The Minar and the Fire Temple (Takht-e Neshin) were the only two structures in the city made of granite masonry. The first Westerners to point out the uniqueness of the structure in Persian architecture were Eugène Flandin and Pascal Coste, but the first to carry out a systematic study was Ernst Herzfeld, who identified it as a stair-tower.
Before Herzfeld's study, the Minar was believed to be Takht-e Neshin itself, the temple with the sacred fire placed on top to prevent dust contamination.
Some authors are of the opinion that it symbolized the divine and centralist kingship of Ardacher's state ideology, at the same time that it had a practical use, since it provided visual contact with the fortifications located on the main access road to the plain, in the gorge of Tang-ab. This military function must have been indispensable for topography activities when the planning scheme of the city was drawn up.
It could also serve as an observation tower, while the works of the plan envisaged by Ardacher for the new city and the plain were executed. In fact, the entire scheme is centered on the Minar, and the concentric and radial pattern of the city was continued even up to 10 kilometers away, where traces of canals, roads, and walls have been found.

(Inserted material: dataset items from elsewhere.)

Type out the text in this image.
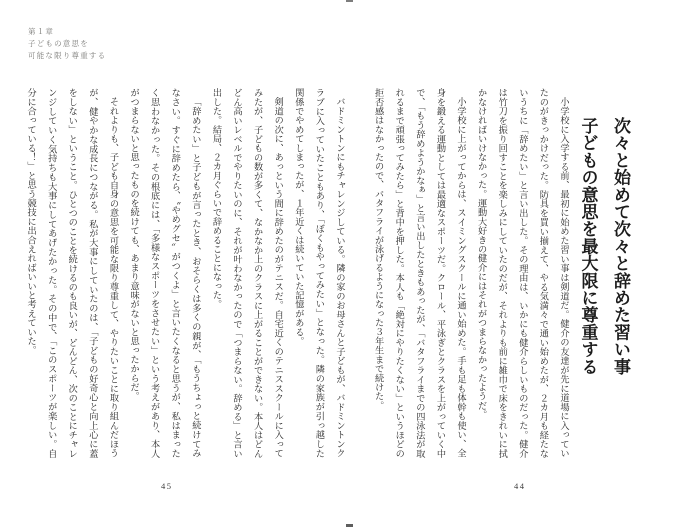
第１章
子どもの意思を
可能な限り尊重する
次々と始めて次々と辞めた習い事
子どもの意思を最大限に尊重する

小学校に入学する前、最初に始めた習い事は剣道だ。健介の友達が先に道場に入っていたのがきっかけだった。防具を買い揃えて、やる気満々で通い始めたが、２カ月も経たないうちに「辞めたい」と言い出した。その理由は、いかにも健介らしいものだった。健介は竹刀を振り回すことを楽しみにしていたのだが、それよりも前に雑巾で床をきれいに拭かなければいけなかった。運動大好きの健介にはそれがつまらなかったようだ。

小学校に上がってからは、スイミングスクールに通い始めた。手も足も体幹も使い、全身を鍛える運動としては最適なスポーツだ。クロール、平泳ぎとクラスを上がっていく中で、「もう辞めようかなぁ」と言い出したときもあったが、「バタフライまでの四泳法が取れるまで頑張ってみたら」と背中を押した。本人も「絶対にやりたくない」というほどの拒否感はなかったので、バタフライが泳げるようになった３年生まで続けた。

44

バドミントンにもチャレンジしている。隣の家のお母さんと子どもが、バドミントンクラブに入っていたこともあり、「ぼくもやってみたい」となった。隣の家族が引っ越した関係でやめてしまったが、１年近くは続いていた記憶がある。

剣道の次に、あっという間に辞めたのがテニスだ。自宅近くのテニススクールに入ってみたが、子どもの数が多くて、なかなか上のクラスに上がることができない。本人はどんどん高いレベルでやりたいのに、それが叶わなかったので「つまらない。辞める」と言い出した。結局、２カ月ぐらいで辞めることになった。

「辞めたい」と子どもが言ったとき、おそらくは多くの親が、「もうちょっと続けてみなさい。すぐに辞めたら、〝やめグセ〟がつくよ」と言いたくなると思うが、私はまったく思わなかった。その根底には、「多様なスポーツをさせたい」という考えがあり、本人がつまらないと思ったものを続けても、あまり意味がないと思ったからだ。

それよりも、子ども自身の意思を可能な限り尊重して、やりたいことに取り組んだほうが、健やかな成長につながる。私が大事にしていたのは、「子どもの好奇心と向上心に蓋をしない」ということ。ひとつのことを続けるのも良いが、どんどん、次のことにチャレンジしていく気持ちも大事にしてあげたかった。その中で、「このスポーツが楽しい。自分に合っている！」と思う競技に出合えればいいと考えていた。

45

A recent study suggests that it may have been a water tower, with water from nearby elevated sources flowing through pipes and the hollow core of the minar to its dome, and from there to other points in the city.
The sources record the existence of similar towers in other places of the Persian empire. For example, the Roman historian Ammianus Marcellinus writing during the 4th century AD, mentions one at the Nahar Malka (a canal connecting the Tigris and Euphrates near the Persian capital Ctesiphon, and compares it to the lighthouse of Alexandria.
The Greek historian Zosimus cites, at the end of the 5th century AD, several towers in the town of Al-Anbar (ancient Pirisabora, in central Iraq). However, according to Richard Gottheil, these may have been based on ancient ziggurats.
The design of the Minar of Gor may have inspired the famous spiral minaret of the Great Mosque of Samarra in Iraq. This, in turn, would inspire that of the Ibn Tulun Mosque in Cairo, both built during the Abbasid period, in the 9th century AD.
The city of Gor was destroyed, again, during the Muslim Arab invasion of the seventh century, although it would be rebuilt again. King Adud al-Dawla changed its name to Peroz-abad (literally, city of victory) around 950 AD, because in the Neo-Persian language then spoken the word Gōr had come to mean grave , and found unpleasant reside in a tomb.
The name finally derived in Firuzabad and the city was definitively abandoned in the Qajar period, when its inhabitants moved to the nearby settlement (about 3 kilometers away) that today bears the same name.